Colin Anderson writes... With an hour to go to the start of this Prom, the designated reviewer, Antony Hodgson, contacted me to say that he was stuck in a train and had been going nowhere for quite a while. As things unfolded (thank heavens for email and mobile phones), it became clear that Tony would miss the concert’s first half, so yours truly donned his headphones and found the Radio 3 website to listen live – I had previously signed-in, albeit with reluctance, to the BBC’s recent dubious requirement to know who and where we are.
Anyway, to the Brahms, one of the mightiest of Piano Concertos, which I’d like to have heard via the newly introduced Radio 3 Concert Sound facility, to test it out, but it seems only available to those with Firefox, and although I could download this particular browser, my steam-driven computer might not stand the strain, nor me if it goes wrong!
So, from a good-enough relay over the Internet, the BBC Philharmonic a little recessed, and Mark Wigglesworth ensured an attention-grabbing timpani roll and incisive strings – this is music with a grand if tragic import – letting the lengthy orchestral introduction set the scene admirably. Stephen Hough’s first entrance was nicely dovetailed with what had preceded it, and he and his partners proceeded to unfold the first movement with ebb, flow and certainty – music of power, reflection and volatility. The Clara Schumann-inspired Adagio was sublime (Brahms had a soft spot for Robert’s wife) – searching and hushed – and the Finale was athletic and impish, if not without expanse, to reflect Brahms the passionate young man that he was at the time of composition.

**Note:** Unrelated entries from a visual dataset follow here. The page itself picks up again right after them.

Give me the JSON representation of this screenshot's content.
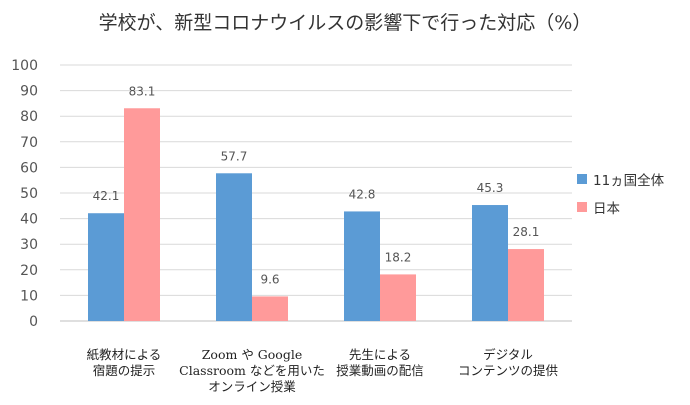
{
  "chart_data": {
    "type": "bar",
    "title": "学校が、新型コロナウイルスの影響下で行った対応（%）",
    "categories": [
      [
        "紙教材による",
        "宿題の提示"
      ],
      [
        "Zoom や Google",
        "Classroom などを用いた",
        "オンライン授業"
      ],
      [
        "先生による",
        "授業動画の配信"
      ],
      [
        "デジタル",
        "コンテンツの提供"
      ]
    ],
    "series": [
      {
        "name": "11ヵ国全体",
        "color": "#5b9bd5",
        "values": [
          42.1,
          57.7,
          42.8,
          45.3
        ],
        "labels": [
          "42.1",
          "57.7",
          "42.8",
          "45.3"
        ]
      },
      {
        "name": "日本",
        "color": "#ff9a9a",
        "values": [
          83.1,
          9.6,
          18.2,
          28.1
        ],
        "labels": [
          "83.1",
          "9.6",
          "18.2",
          "28.1"
        ]
      }
    ],
    "ylim": [
      0,
      100
    ],
    "yticks": [
      "0",
      "10",
      "20",
      "30",
      "40",
      "50",
      "60",
      "70",
      "80",
      "90",
      "100"
    ],
    "grid": true,
    "legend_position": "right"
  }
}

Having recently heard this potent Concerto on successive evenings (from Martin Helmchen and then from Peter Serkin, and in the respective venues!), I can report that this great and timeless composition never loses its thrall and that Messrs Hough and Wigglesworth conjured a very listenable one-off performance. It wasn’t perfect, but it was spontaneous – thrills, spills, beauties – recreated for there and then, and it was a bonus that there was no between-movement clapping to break mood and concentration or the music’s symphonic reach.
Now over to Tony for the rest of the Prom...
Antony Hodgson writes... The highly unusual source of inspiration for David Sawer’s The Greatest Happiness Principle (1997) is philosopher Jeremy Bentham’s 1791 design for the penitentiary which was to have been built on Millbank in London. Sawer has not detailed the links between the music and the architectural design but the result is a very convincing, clearly-structured piece. The commencement is arresting with forceful, syncopated fragments from woodwinds driving the music fiercely forward; and the scoring is brilliantly varied, with individual instruments appearing in quick succession and constantly changing the colouring. The penitentiary was designed so that one guard could observe all the prisoners – is the command of the conductor over the players perhaps the intended parallel?
There is imaginative use of percussion, timpani are sometimes given a quasi-thematic role and there is a particularly exciting early outburst from heavy brass. The varying moods include some quiet reflective episodes, but forward motion is the essence. Mark Wigglesworth clearly indicated the many different time-signatures, but throughout, his downbeat was regular regardless of subdivisions; this meant that changes of mood were created by contrast of rhythm rather than tempo making this a closely unified work. Towards the end, the jagged woodwind syncopations return leading to what begins to seem like a repetition of the previous climax, but instead the brass leads the orchestra in going wild, the horns fiercely challenging their weightier colleagues, raising the bells of their instruments to do so. The orchestra then provides a final calming arching phrase which emerges from the chaos without the conductor giving any direction.
The lively and enjoyable performance of Haydn’s Symphony 99 used a reduced ensemble – the size of the ECO or London Mozart Players. Period-sized timpani were played with hard sticks and convincing attention was given to eighteenth-century style; horns were balanced strongly and equally against trumpets. It is admirable that Wigglesworth had the strings play piano passages so gently and that the woodwinds phrased very expressively but the vast space of the Royal Albert Hall did mean that some of these subtleties were lost.
The overall interpretation was well-shaped and firm in rhythm with tempos consistently swift. The approach to speed was persuasive except in the Minuet which sounded more like a fast waltz and here the horns disappointed since their spectacular rising phrase in the second section faded at the end of each appearance, nor was it always perfectly accurate. In the Finale, Haydn has a delightful whim when, after a firm full-orchestra chord, there is a quiet, querying violin phrase that then reduces to Adagio. I have no objection to Wigglesworth choosing to exaggerate the pause in order to emphasise the quirkiness of the sudden quiet moment that follows but sadly it gave the opportunity for the lunatic clappers to break in and completely ruin Haydn’s little joke.